AO.com aims to hang rivals out to dry
February 4, 2014 Leave a comment
February 2, 2014 5:47 pm
AO.com aims to hang rivals out to dry
By Kate Burgess
White goods merchant raises price of shares ahead of debut
It is like the January sales, but in reverse. At this time of year, most retailers cut prices 50 per cent and gum “sale” stickers across their shop windows in a desperate effort to clear out their stockrooms.
Yet Appliances Online, distributor of dishwashers and tumble dryers, has raised the price of the shares it hopes to sell to investors in the next few weeks.
Four months ago, AO.com – as it prefers to be known – was being priced at about £400m. Now the group, one of a dozen or more retailers planning to join the stock market in the next six months, is being touted around at £1.2bn-plus. That is hefty for a small company that turned over about £400m last year and made pre-tax profits of £7m.
Institutions say the white goods merchant stands out from other would-be market debutants. First, it is an internet business and a well-managed one to boot, with clear expansion plans; second, the float is not being driven by private equity owners hoping to cash out during the recent market uptick.
That contrasts with the rest of the class of 2014, which are expected to include the likes of McColl’s, the store and newsagents chain, discounter Poundland and Pets at Home. Most are owned, or partly owned, by buyout firms.
Private equity managers have a history of swallowing up quoted retailers, such asDebenhams, and then returning them to the stock market at high prices, often loaded up with debt and having failed to find a trade buyer.
The cycle has been repeated enough times to have turned public market investors against private equity-backed initial public offers for years.
However, it is a good time to buy retailers, say analysts. Consumer confidence is returning and the UK economy is in better shape. “The stars are in alignment for the first time in years,” says Eithne O’Leary at Oriel Securities.

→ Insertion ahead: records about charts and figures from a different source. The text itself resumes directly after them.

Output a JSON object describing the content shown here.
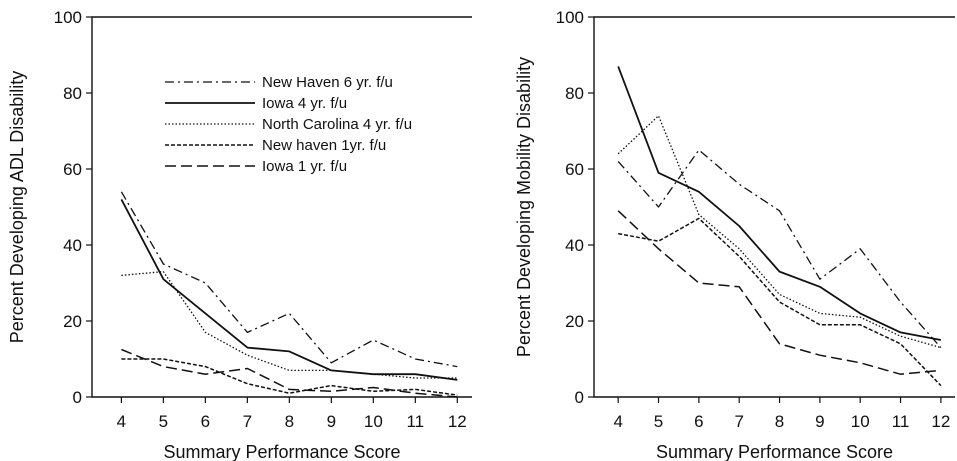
{
  "chart_data": [
    {
      "type": "line",
      "title": "",
      "xlabel": "Summary Performance Score",
      "ylabel": "Percent Developing ADL Disability",
      "x": [
        4,
        5,
        6,
        7,
        8,
        9,
        10,
        11,
        12
      ],
      "xlim": [
        3.3,
        12.35
      ],
      "ylim": [
        0,
        100
      ],
      "yticks": [
        0,
        20,
        40,
        60,
        80,
        100
      ],
      "grid": false,
      "legend": "top-right",
      "series": [
        {
          "name": "New Haven 6 yr. f/u",
          "style": "dashdot",
          "values": [
            54,
            35,
            30,
            17,
            22,
            9,
            15,
            10,
            8
          ]
        },
        {
          "name": "Iowa 4 yr. f/u",
          "style": "solid",
          "values": [
            52,
            31,
            22,
            13,
            12,
            7,
            6,
            6,
            4.5
          ]
        },
        {
          "name": "North Carolina 4 yr. f/u",
          "style": "dotted",
          "values": [
            32,
            33,
            17,
            11,
            7,
            7,
            6,
            5,
            5
          ]
        },
        {
          "name": "New haven 1yr. f/u",
          "style": "shortdash",
          "values": [
            10,
            10,
            8,
            3.5,
            1,
            3,
            1.5,
            2,
            0.5
          ]
        },
        {
          "name": "Iowa 1 yr. f/u",
          "style": "longdash",
          "values": [
            12.5,
            8,
            6,
            7.5,
            2,
            1.5,
            2.5,
            1,
            0
          ]
        }
      ]
    },
    {
      "type": "line",
      "title": "",
      "xlabel": "Summary Performance Score",
      "ylabel": "Percent Developing Mobility Disability",
      "x": [
        4,
        5,
        6,
        7,
        8,
        9,
        10,
        11,
        12
      ],
      "xlim": [
        3.4,
        12.35
      ],
      "ylim": [
        0,
        100
      ],
      "yticks": [
        0,
        20,
        40,
        60,
        80,
        100
      ],
      "grid": false,
      "series": [
        {
          "style": "dashdot",
          "values": [
            62,
            50,
            65,
            56,
            49,
            31,
            39,
            25,
            13
          ]
        },
        {
          "style": "solid",
          "values": [
            87,
            59,
            54,
            45,
            33,
            29,
            22,
            17,
            15
          ]
        },
        {
          "style": "dotted",
          "values": [
            64,
            74,
            48,
            39,
            27,
            22,
            21,
            16,
            13
          ]
        },
        {
          "style": "shortdash",
          "values": [
            43,
            41,
            47,
            37,
            25,
            19,
            19,
            14,
            3
          ]
        },
        {
          "style": "longdash",
          "values": [
            49,
            39,
            30,
            29,
            14,
            11,
            9,
            6,
            7
          ]
        }
      ]
    }
  ]
}
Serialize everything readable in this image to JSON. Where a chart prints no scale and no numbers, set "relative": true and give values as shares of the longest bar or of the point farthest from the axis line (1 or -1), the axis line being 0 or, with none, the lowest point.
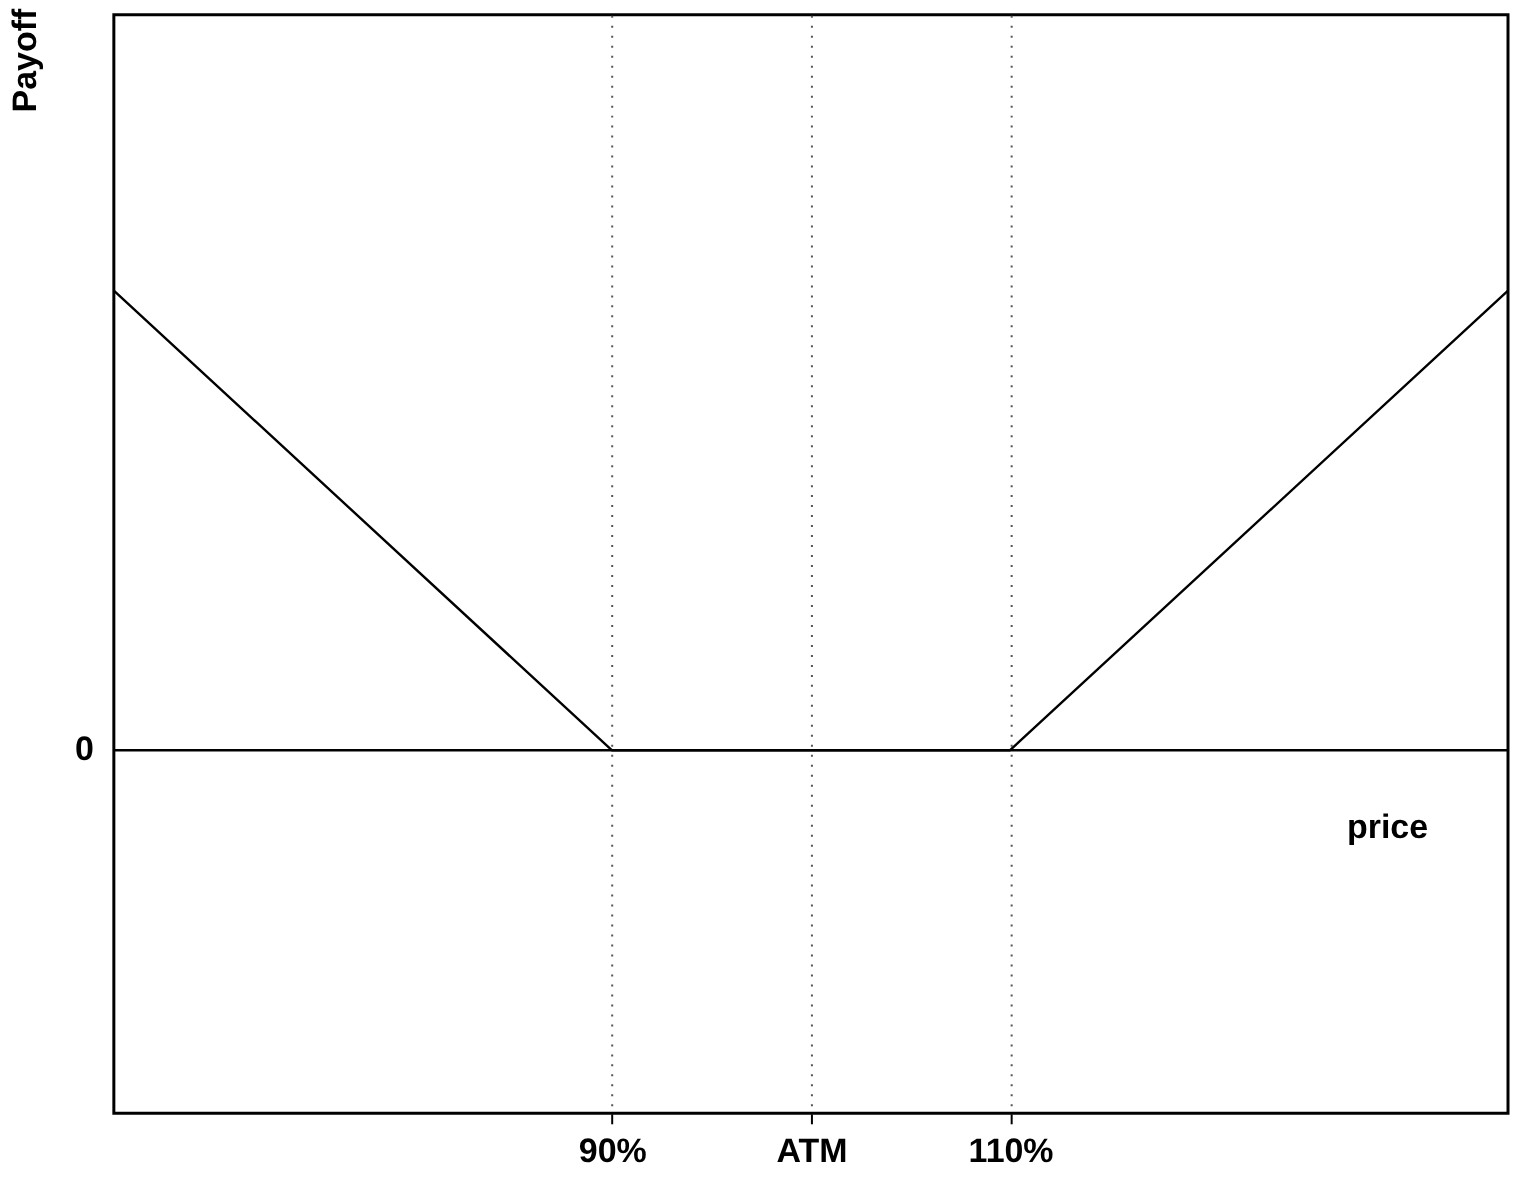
{
  "chart_data": {
    "type": "line",
    "relative": true,
    "annotations": [
      "Payoff"
    ],
    "xlabel": "price",
    "x": [
      65,
      90,
      110,
      135
    ],
    "values": [
      1,
      0,
      0,
      1
    ],
    "color": "#000000",
    "xlim": [
      65,
      135
    ],
    "xticks": [
      {
        "value": 90,
        "label": "90%"
      },
      {
        "value": 100,
        "label": "ATM"
      },
      {
        "value": 110,
        "label": "110%"
      }
    ],
    "ref_lines": [
      {
        "axis": "y",
        "value": 0,
        "label": "0",
        "color": "#000000"
      }
    ],
    "grid": "x",
    "line_style": "solid",
    "marker": "none"
  }
}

The sector’s legacy issues – rising costs, high, inflexible rents, cut-throat competition both online and on the high street, and barriers to expansion – remain. Christmas was anything but a time of good cheer for many merchants. But if one of the companies making debuts on the stock market in the next few months can replicate the success of Asos, the online fashion retailer now valued at £5bn, it will be worth the punt. So bankers say.
However, Asos was floated on the Alternative Investment Market at £12m in 2001, at a trough in markets and without a fanfare of expectations. And it was hardly a runaway success. It took three years and a new business model to lift the shares above the 20p float price. A decade later, it will be harder to replicate the success of Asos, suggests Ms O’Leary. The dominance of the likes of Amazon and Google means that getting to the customer is harder and costs more.
By all accounts private equity sellers are being more realistic than they have been in the past. Sellers are prepping investors more thoroughly to avoid post-float disappointment. Some companies, such as Conviviality Retail, the bargain booze operator that joined the market last year, are being floated on decent dividend yields. That will underpin share prices.
Nonetheless, investor confidence is delicate. It only takes one overpriced IPO followed by a profit warning for shareholders to run for the exit, leaving their shopping baskets at the till and buyout houses with a stockroom of old clobber.